Weirdly converging thoughts after the twin debacles of ALSC and the Hugo Ceremony yesterday:
if you want to be an actual organization, you have to do the work of structure so that checks are built into the process
you have to move beyond your personal likes/dislikes/friends/enemies to consider your membership/base
it is NOT ENOUGH to rely on nostalgia or personal experience if you are not willing to take those emotions and use them to create empathy and space for people with less social capital than yourself
it is NOT ENOUGH to treat a major platform as the place to work out your stuff without considering the effect of your words on others
On an organizational level it is not acceptable to foster systems and a culture where this happens regularly
If you want to be an organization, you must consider who you are giving a platform to.
And I do not care whatsoever about BNF or disclaimers, or weak non-apologies after the fact. You can't simultaneously want to be recognized as The Voice in a field and also disclaimers responsibility.
If you care about nothing else, consider that you're making yourself irrelevant.
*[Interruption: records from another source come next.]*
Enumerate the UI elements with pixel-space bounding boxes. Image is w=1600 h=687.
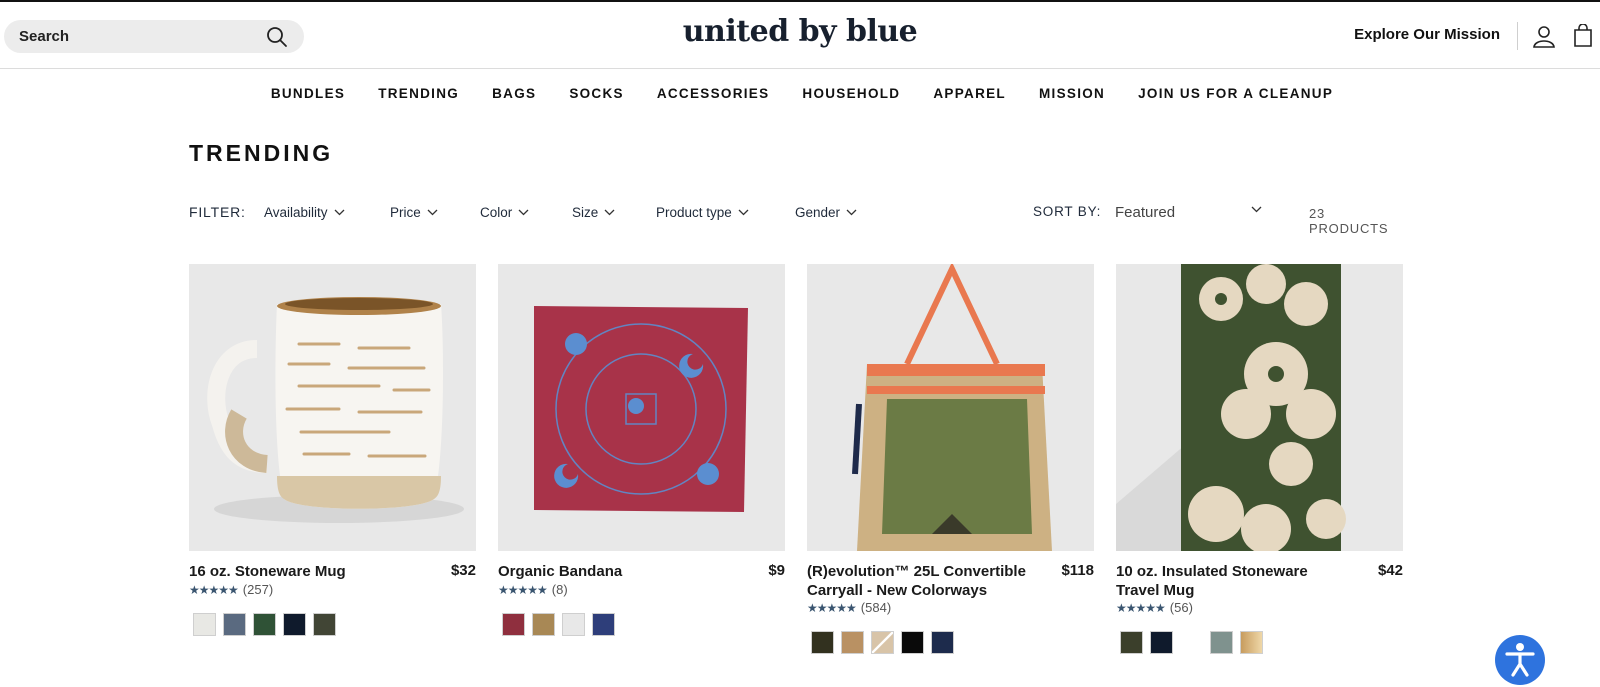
product-name[interactable]: Organic Bandana (498, 562, 723, 581)
product-image-travel-mug[interactable] (1116, 264, 1403, 551)
product-rating[interactable]: ★★★★★ (584) (807, 600, 891, 615)
review-count: (8) (551, 582, 568, 597)
product-name[interactable]: 10 oz. Insulated Stoneware Travel Mug (1116, 562, 1341, 600)
cart-icon[interactable] (1572, 23, 1594, 53)
top-bar: Search united by blue Explore Our Missio… (0, 0, 1600, 69)
color-swatches (1120, 631, 1263, 654)
nav-item-cleanup[interactable]: JOIN US FOR A CLEANUP (1138, 86, 1333, 101)
nav-item-trending[interactable]: TRENDING (378, 86, 459, 101)
product-price: $118 (1061, 562, 1094, 579)
product-price: $9 (768, 562, 785, 579)
filter-gender[interactable]: Gender (795, 205, 857, 220)
product-name[interactable]: 16 oz. Stoneware Mug (189, 562, 414, 581)
nav-item-bags[interactable]: BAGS (492, 86, 536, 101)
product-price: $32 (450, 562, 476, 579)
sort-value: Featured (1115, 204, 1176, 221)
nav-item-bundles[interactable]: BUNDLES (271, 86, 345, 101)
chevron-down-icon (846, 209, 857, 216)
color-swatch[interactable] (1150, 631, 1173, 654)
chevron-down-icon (738, 209, 749, 216)
color-swatch[interactable] (532, 613, 555, 636)
filter-price-label: Price (390, 205, 421, 220)
chevron-down-icon (1251, 206, 1262, 213)
product-rating[interactable]: ★★★★★ (257) (189, 582, 273, 597)
filter-size[interactable]: Size (572, 205, 615, 220)
product-image-stoneware-mug[interactable] (189, 264, 476, 551)
product-name[interactable]: (R)evolution™ 25L Convertible Carryall -… (807, 562, 1032, 600)
product-info: Organic Bandana $9 (498, 562, 785, 582)
color-swatch[interactable] (871, 631, 894, 654)
product-image-carryall[interactable] (807, 264, 1094, 551)
product-info: (R)evolution™ 25L Convertible Carryall -… (807, 562, 1094, 599)
filter-product-type-label: Product type (656, 205, 732, 220)
filter-bar: FILTER: Availability Price Color Size Pr… (189, 204, 1403, 236)
color-swatch[interactable] (1210, 631, 1233, 654)
color-swatch[interactable] (1240, 631, 1263, 654)
explore-mission-link[interactable]: Explore Our Mission (1354, 26, 1500, 43)
rating-stars: ★★★★★ (189, 582, 239, 597)
nav-item-accessories[interactable]: ACCESSORIES (657, 86, 770, 101)
product-card[interactable]: 16 oz. Stoneware Mug $32 ★★★★★ (257) (189, 264, 476, 636)
review-count: (56) (1169, 600, 1193, 615)
chevron-down-icon (427, 209, 438, 216)
sort-label: SORT BY: (1033, 204, 1102, 219)
color-swatch[interactable] (253, 613, 276, 636)
nav-item-mission[interactable]: MISSION (1039, 86, 1105, 101)
filter-availability[interactable]: Availability (264, 205, 345, 220)
main-nav: BUNDLES TRENDING BAGS SOCKS ACCESSORIES … (0, 86, 1600, 101)
rating-stars: ★★★★★ (498, 582, 548, 597)
color-swatch[interactable] (841, 631, 864, 654)
nav-item-apparel[interactable]: APPAREL (933, 86, 1006, 101)
product-grid: 16 oz. Stoneware Mug $32 ★★★★★ (257) Org… (189, 264, 1403, 684)
rating-stars: ★★★★★ (807, 600, 857, 615)
user-icon[interactable] (1532, 24, 1556, 53)
color-swatch[interactable] (562, 613, 585, 636)
color-swatch[interactable] (901, 631, 924, 654)
rating-stars: ★★★★★ (1116, 600, 1166, 615)
product-rating[interactable]: ★★★★★ (56) (1116, 600, 1193, 615)
filter-gender-label: Gender (795, 205, 841, 220)
color-swatch[interactable] (313, 613, 336, 636)
product-rating[interactable]: ★★★★★ (8) (498, 582, 568, 597)
header-divider (1517, 22, 1518, 50)
review-count: (584) (860, 600, 892, 615)
accessibility-icon (1505, 643, 1535, 677)
filter-color-label: Color (480, 205, 513, 220)
color-swatch[interactable] (592, 613, 615, 636)
filter-price[interactable]: Price (390, 205, 438, 220)
filter-color[interactable]: Color (480, 205, 529, 220)
product-card[interactable]: 10 oz. Insulated Stoneware Travel Mug $4… (1116, 264, 1403, 654)
accessibility-button[interactable] (1495, 635, 1545, 685)
color-swatch[interactable] (811, 631, 834, 654)
color-swatches (193, 613, 336, 636)
page-title: TRENDING (189, 140, 334, 166)
color-swatch[interactable] (193, 613, 216, 636)
chevron-down-icon (604, 209, 615, 216)
sort-select[interactable]: Featured (1115, 204, 1275, 221)
color-swatch[interactable] (1180, 631, 1203, 654)
color-swatches (502, 613, 615, 636)
product-count: 23 PRODUCTS (1309, 206, 1389, 236)
filter-size-label: Size (572, 205, 599, 220)
product-card[interactable]: (R)evolution™ 25L Convertible Carryall -… (807, 264, 1094, 654)
filter-availability-label: Availability (264, 205, 328, 220)
nav-item-socks[interactable]: SOCKS (569, 86, 624, 101)
color-swatch[interactable] (1120, 631, 1143, 654)
color-swatches (811, 631, 954, 654)
color-swatch[interactable] (283, 613, 306, 636)
product-info: 16 oz. Stoneware Mug $32 (189, 562, 476, 582)
color-swatch[interactable] (502, 613, 525, 636)
filter-label: FILTER: (189, 204, 246, 220)
nav-item-household[interactable]: HOUSEHOLD (802, 86, 900, 101)
review-count: (257) (242, 582, 274, 597)
filter-product-type[interactable]: Product type (656, 205, 749, 220)
chevron-down-icon (334, 209, 345, 216)
product-image-organic-bandana[interactable] (498, 264, 785, 551)
chevron-down-icon (518, 209, 529, 216)
product-price: $42 (1377, 562, 1403, 579)
product-info: 10 oz. Insulated Stoneware Travel Mug $4… (1116, 562, 1403, 599)
color-swatch[interactable] (931, 631, 954, 654)
color-swatch[interactable] (223, 613, 246, 636)
product-card[interactable]: Organic Bandana $9 ★★★★★ (8) (498, 264, 785, 636)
You should be caring about the colleagues who are hurt by the words you're tacitly endorsing, disclaimer or not. You should be caring about the colleagues who are experiencing microaggressions from someone who doesn't understand that it's not about him.
But if you don't, then at least care that people will see this and say something and your organization loses value as a result.
(I know WorldCon and the Hugos are in a weird category because of the messy overlap of fan/professional and the setup of the con. And yet, you can't trade on the prestige and then use the "but volunteers!" excuse as a shield.)
Behind the scenes, systemic change is work. I understand that. It's necessary. Do it now.